Let $y_0$ be the solution for differential equation $y'=ky$, where $y_0(0)=1$. What is the solution $y_1$ of differential equation, when $y_1(a)=b$?
Express function $y_1$ with function $y_0$:
$$y_1(x)= \underline~\underline~\underline~\underline~ \cdot y_0(~\underline~\underline~\underline~\underline~~)$$
I don't know where to start to solve this one, please help?
Note: the empty space "$\underline~\underline~\underline~\underline~$" is for the answer.
The way this problem is written is very confusing.

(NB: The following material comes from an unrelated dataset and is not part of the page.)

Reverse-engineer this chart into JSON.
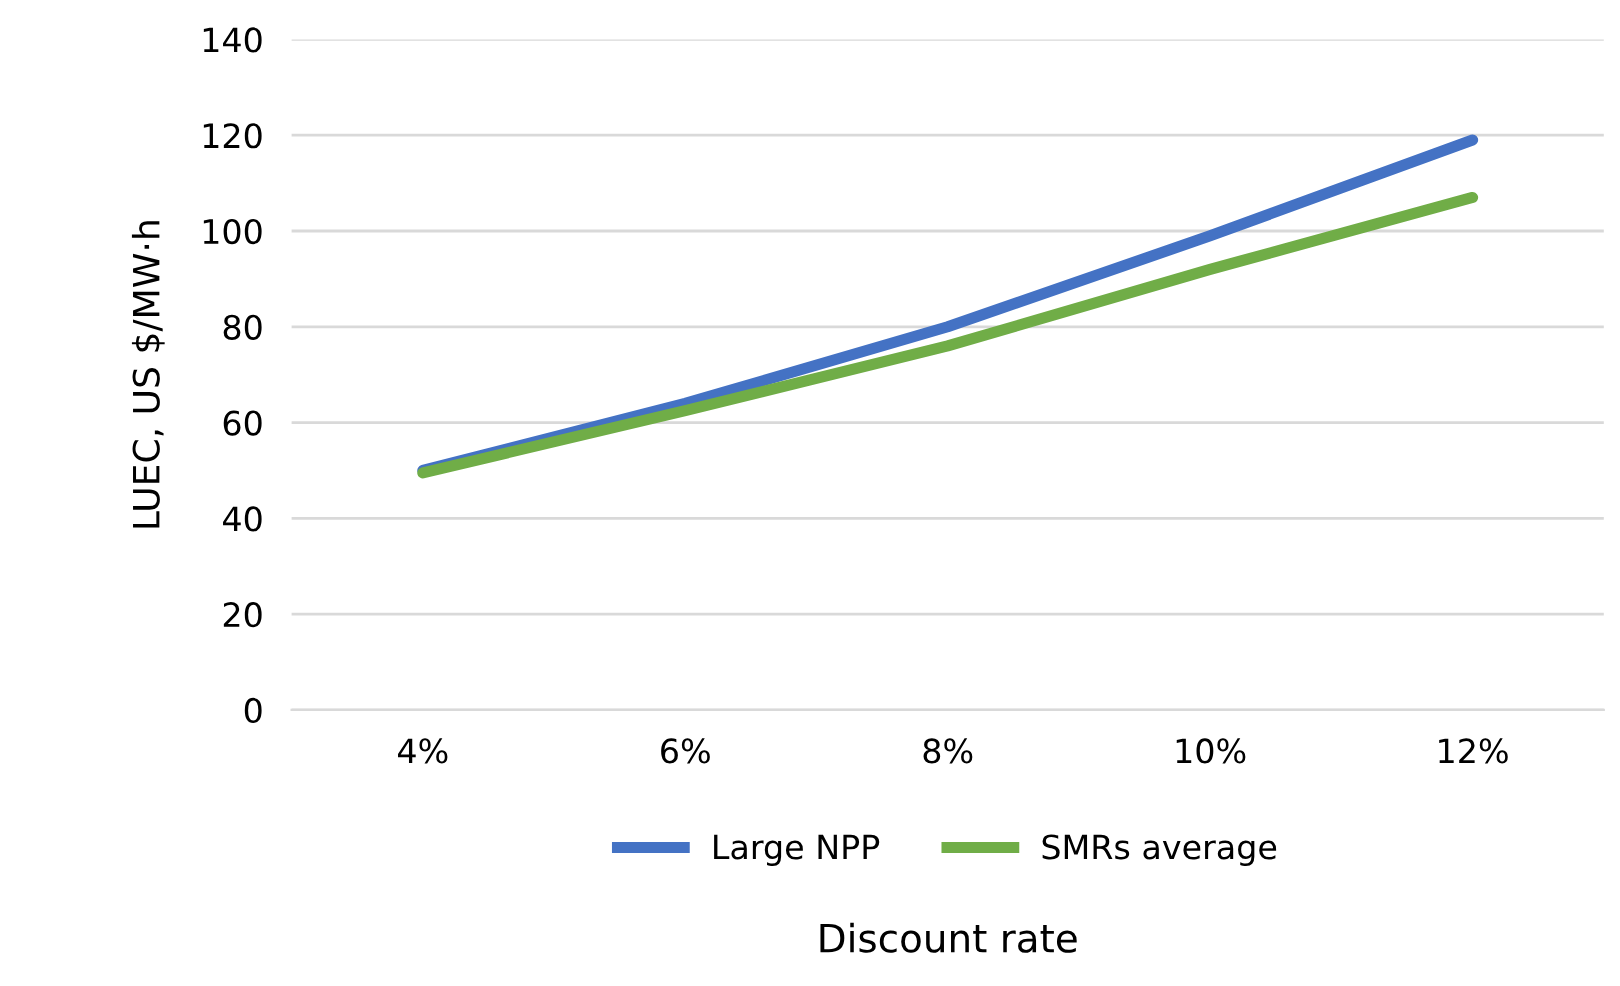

We have the Separable Equation and can solve
$$\displaystyle \int \dfrac{1}{y}~dy = \int k~dx \implies y(x) = c_1e^{k x}$$
At the first initial condition, it seems like they want to call this solution $y_0(x)$, we have
$$y_0(0) = c_1 e^{k \times 0} = c_1 e^0 = c_1 = 1 \implies y_0(x) = e^{k x}$$
At a second initial condition, it seems like they want to call this solution $y_1(x)$, we have
$$y_1(a) = c_1 e^{k \times a} = b \implies c_1 = be^{-ka} \implies y_1(x) = be^{-ka}e^{k x}$$
Now, we have
$$y_1(x) = be^{-ka}e^{k x} = be^{-ka} y_0(x)$$
Update
It is entirely possible that they wanted this alternate representation
$$y_1(x)=b·y_0(x-a)$$